26 Oct Light Bulbs – More than just Thomas Edison
Light Bulbs – More than just Thomas Edison
In the century following Benjamin Franklin’s experiments, many inventors and scientists tried to find a way to use electrical power to make light.
According to bulbs.com, in 1802, Humphry Davy invented the first electric light. He experimented with electricity and invented an electric battery. When he connected wires to his battery and a piece of carbon, the carbon glowed, producing light. His invention was known as the Electric Arc lamp. And while it produced light, it didn’t produce it for long and was much too bright for practical use.
Over the next seven decades, other inventors also created “light bulbs” but no designs emerged for commercial application, says bulbs.com. More notably, in 1840, British scientist Warren de la Rue enclosed a coiled platinum filament in a vacuum tube and passed an electric current through it. Although an efficient design, the cost of the platinum made it impractical for commercial production. The design was based on the concept that the high melting point of platinum would allow it to operate at high temperatures and that theevacuated chamber would contain fewer gas molecules to react with the platinum, improving its longevity.
In 1850 an English physicist named Joseph Wilson Swan created a “light bulb” by enclosing carbonized paper filaments in an evacuated glass bulb. And by 1860 he had a working prototype, but the lack of a good vacuum and an adequate supply of electricity resulted in a bulb whose lifetime was much too short to be considered an effective producer of light. However, in the 1870’s better vacuum pumps became available and Swan continued experiments on light bulbs. In 1878, Swan developed a longer lasting light bulb using a treated cotton thread that also removed the problem of early bulb blackening.
On July 24, 1874 a Canadian patent was filed by a Toronto medical electrician named Henry Woodward and a colleague Mathew Evans. They built their lamps with different sizes and shapes of carbon rods held between electrodes in glass cylinders filled with nitrogen. Woodward and Evans attempted to commercialize their lamp, but were unsuccessful. They eventually sold their patent to the American inventor Thomas Edison in 1879. In 1879, Edison was finally able to produce a reliable, long-lasting electric light bulb in his laboratory.
By the end of the 1880s, according to the website TVAKids.com, small electrical stations based on Edison’s designs were in a number of U.S. cities. But each station was able to power only a few city blocks.
Although the majority of people living in larger towns and cities had electricity by 1930, only 10 percent of Americans who lived on farms and in rural areas had electric power. At this time, electric companies were all privately owned and run to make money. These companies argued that it would be too expensive to string miles of electric lines to farms. They also thought farmers were too poor to pay for electric service.

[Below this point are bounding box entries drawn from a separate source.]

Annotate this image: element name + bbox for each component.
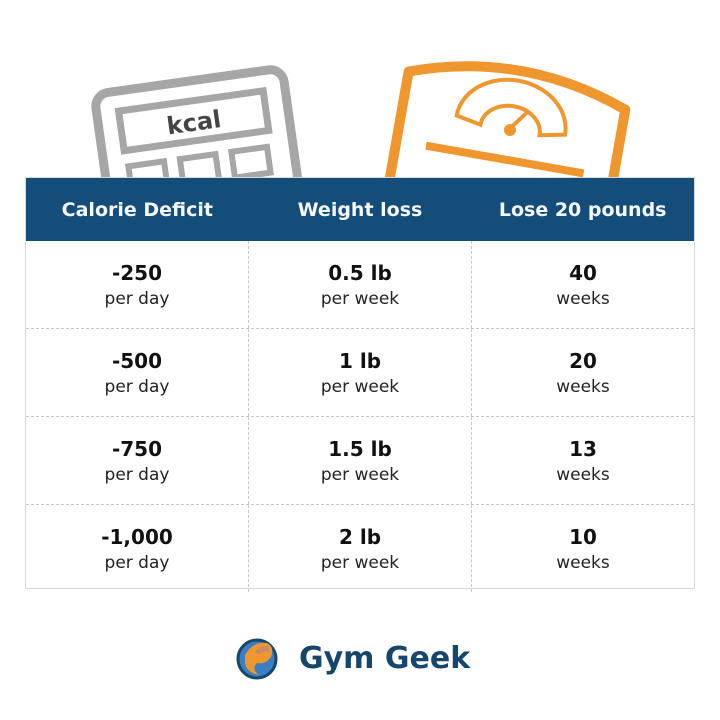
- table-header: Calorie Deficit Weight loss Lose 20 poun…: [26, 178, 694, 241]
- table-cell: 20 weeks: [471, 329, 694, 416]
- table-cell: -250 per day: [26, 241, 248, 328]
- cell-value: 20: [569, 348, 597, 373]
- cell-value: -250: [111, 260, 163, 285]
- cell-unit: weeks: [556, 376, 610, 397]
- cell-value: 2 lb: [338, 524, 382, 549]
- table-row: -1,000 per day 2 lb per week 10 weeks: [26, 504, 694, 592]
- table-cell: 13 weeks: [471, 417, 694, 504]
- cell-unit: per day: [104, 288, 170, 309]
- cell-unit: per week: [320, 288, 400, 309]
- table-cell: -1,000 per day: [26, 505, 248, 592]
- cell-value: -750: [111, 436, 163, 461]
- header-weight-loss: Weight loss: [297, 198, 423, 221]
- cell-value: 0.5 lb: [328, 260, 392, 285]
- table-row: -500 per day 1 lb per week 20 weeks: [26, 328, 694, 416]
- cell-value: -500: [111, 348, 163, 373]
- table-cell: 10 weeks: [471, 505, 694, 592]
- calorie-deficit-table: Calorie Deficit Weight loss Lose 20 poun…: [25, 177, 695, 592]
- cell-value: -1,000: [101, 524, 173, 549]
- table-cell: 0.5 lb per week: [248, 241, 471, 328]
- table-cell: -750 per day: [26, 417, 248, 504]
- brand-logo: Gym Geek: [235, 635, 470, 681]
- cell-unit: weeks: [556, 288, 610, 309]
- table-cell: 40 weeks: [471, 241, 694, 328]
- header-calorie-deficit: Calorie Deficit: [61, 198, 213, 221]
- table-cell: 1.5 lb per week: [248, 417, 471, 504]
- cell-unit: per week: [320, 464, 400, 485]
- cell-unit: per day: [104, 464, 170, 485]
- bathroom-scale-icon: [379, 61, 631, 200]
- cell-unit: per day: [104, 376, 170, 397]
- table-cell: 1 lb per week: [248, 329, 471, 416]
- cell-unit: weeks: [556, 464, 610, 485]
- cell-unit: per day: [104, 552, 170, 573]
- cell-value: 40: [569, 260, 597, 285]
- table-row: -250 per day 0.5 lb per week 40 weeks: [26, 241, 694, 328]
- cell-unit: per week: [320, 376, 400, 397]
- table-cell: -500 per day: [26, 329, 248, 416]
- brand-name: Gym Geek: [299, 640, 471, 676]
- table-row: -750 per day 1.5 lb per week 13 weeks: [26, 416, 694, 504]
- cell-value: 1 lb: [338, 348, 382, 373]
- header-illustration: kcal: [91, 61, 631, 200]
- cell-unit: per week: [320, 552, 400, 573]
- cell-value: 1.5 lb: [328, 436, 392, 461]
- cell-unit: weeks: [556, 552, 610, 573]
- flexing-arm-globe-icon: [236, 638, 278, 680]
- table-cell: 2 lb per week: [248, 505, 471, 592]
- cell-value: 13: [569, 436, 597, 461]
- header-lose-20-pounds: Lose 20 pounds: [498, 198, 667, 221]
- cell-value: 10: [569, 524, 597, 549]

President Franklin D. Roosevelt believed strongly that America’s farming areas should have the same access to electricity as cities did. In 1935 the Rural Electric Administration was created to bring electricity to rural areas like the Tennessee Valley.
By 1939 the percentage of rural homes with electricity had risen to 25 percent. The Tennessee Valley Authority also set up the Electric Home and Farm Authority to help farmers buy electric appliances like stoves and washing machines. Farm families of that time found that these helpful electric appliances made their lives much easier.
Today, Americans’ standard of living has risen as nearly everyone has electric power at home, school and at work, tvakids notes.